Топики на английском для школьников "The History of English"14 авг
When the Angles and Saxons invaded Britain in the 5th century AD, they brought with them their language: 'English' or, as we call it now, Old English. Examples of Old English words are: sheep, dog, work, field, earth, the, is, you.
Two hundred years later, when St. Augustine brought Christianity to Britain in the 7th century, hundreds of Latin and Greek words were adapted into Old English: words such as hymn, priest, school, cook. In the 8th, 9th and 10th centuries, the Viking invaders added their own Norse words: get, wrong, leg, want, skin, same, low.
When the Norman Duke William defeated the Anglo-Saxon King Harold at the Battle of Hastings in 1066 and became King William I, French became the language of the educated classes for the next two or three centuries. This meant that there was no conservative influence on the English language, which was spoken mainly by uneducated people, and so the Middle English period (1150-1500) was characterised by tremendous changes.
Grammatically, most of the inflections or case endings of Old English disappeared, and word order therefore became of prime importance, as it is in modern English; at the same time, there was a massive transfer of French words into English (some estimates say over 10,000 words).
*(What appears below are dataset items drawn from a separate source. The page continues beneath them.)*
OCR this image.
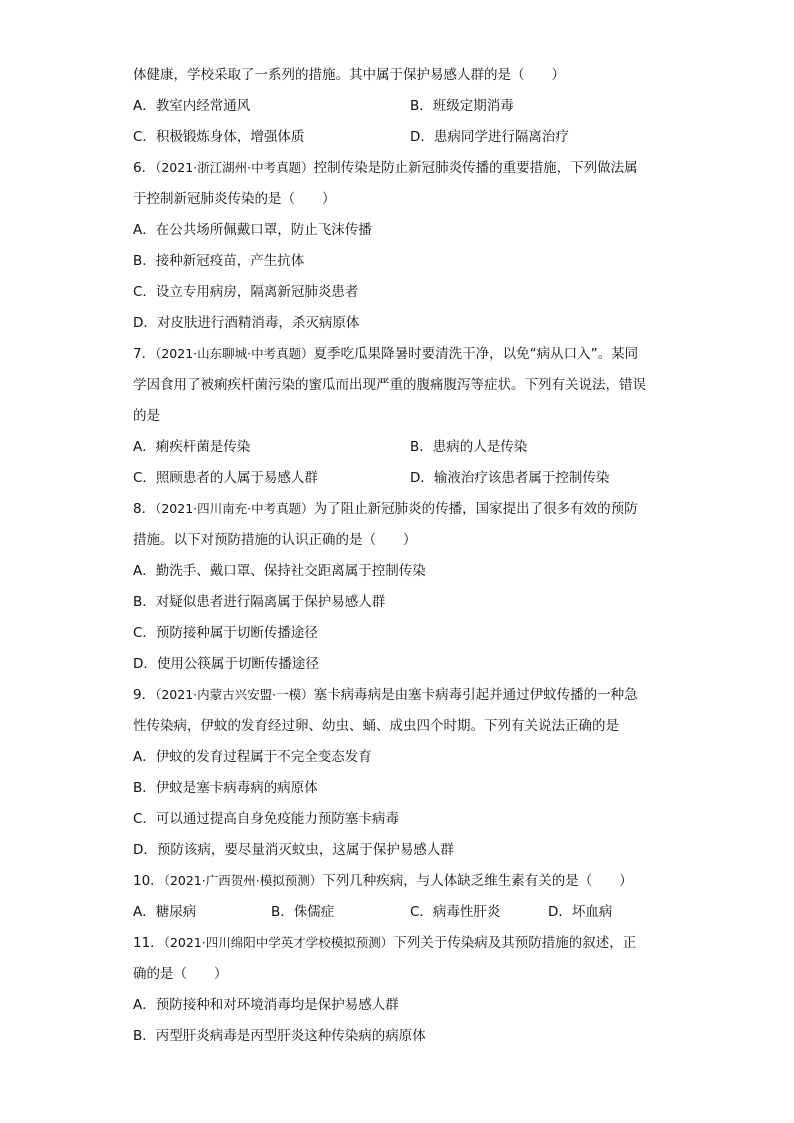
体健康，学校采取了一系列的措施。其中属于保护易感人群的是（　　）
A．教室内经常通风	B．班级定期消毒
C．积极锻炼身体，增强体质	D．患病同学进行隔离治疗
6．（2021·浙江湖州·中考真题）控制传染是防止新冠肺炎传播的重要措施，下列做法属
于控制新冠肺炎传染的是（　　）
A．在公共场所佩戴口罩，防止飞沫传播
B．接种新冠疫苗，产生抗体
C．设立专用病房，隔离新冠肺炎患者
D．对皮肤进行酒精消毒，杀灭病原体
7．（2021·山东聊城·中考真题）夏季吃瓜果降暑时要清洗干净，以免“病从口入”。某同
学因食用了被痢疾杆菌污染的蜜瓜而出现严重的腹痛腹泻等症状。下列有关说法，错误
的是
A．痢疾杆菌是传染	B．患病的人是传染
C．照顾患者的人属于易感人群	D．输液治疗该患者属于控制传染
8．（2021·四川南充·中考真题）为了阻止新冠肺炎的传播，国家提出了很多有效的预防
措施。以下对预防措施的认识正确的是（　　）
A．勤洗手、戴口罩、保持社交距离属于控制传染
B．对疑似患者进行隔离属于保护易感人群
C．预防接种属于切断传播途径
D．使用公筷属于切断传播途径
9．（2021·内蒙古兴安盟·一模）塞卡病毒病是由塞卡病毒引起并通过伊蚊传播的一种急
性传染病，伊蚊的发育经过卵、幼虫、蛹、成虫四个时期。下列有关说法正确的是
A．伊蚊的发育过程属于不完全变态发育
B．伊蚊是塞卡病毒病的病原体
C．可以通过提高自身免疫能力预防塞卡病毒
D．预防该病，要尽量消灭蚊虫，这属于保护易感人群
10．（2021·广西贺州·模拟预测）下列几种疾病，与人体缺乏维生素有关的是（　　）
A．糖尿病	B．侏儒症	C．病毒性肝炎	D．坏血病
11．（2021·四川绵阳中学英才学校模拟预测）下列关于传染病及其预防措施的叙述，正
确的是（　　）
A．预防接种和对环境消毒均是保护易感人群
B．丙型肝炎病毒是丙型肝炎这种传染病的病原体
Latin, however, remained the language of the church and of education, and this mixing of Latin, French and native English is the reason why there are so many synonyms even today in the English language, e.g. ask (English), question (French), interrogate (Latin); time (English), age (French), epoch (Latin).
The introduction of the printing press in about 1476 gave rise to the need for a standard, uniform language that could be understood throughout the country. Modern English may be said to have begun in 1500, and the most important influence on the language was William Shakespeare, who proclaimed in Love's Labour s Lost, that: "Henceforth my wooing mind shall be expressed in russet yeas, and honest kersey noes", i.e. that 'pure' English was the language in which Englishmen best expressed themselves.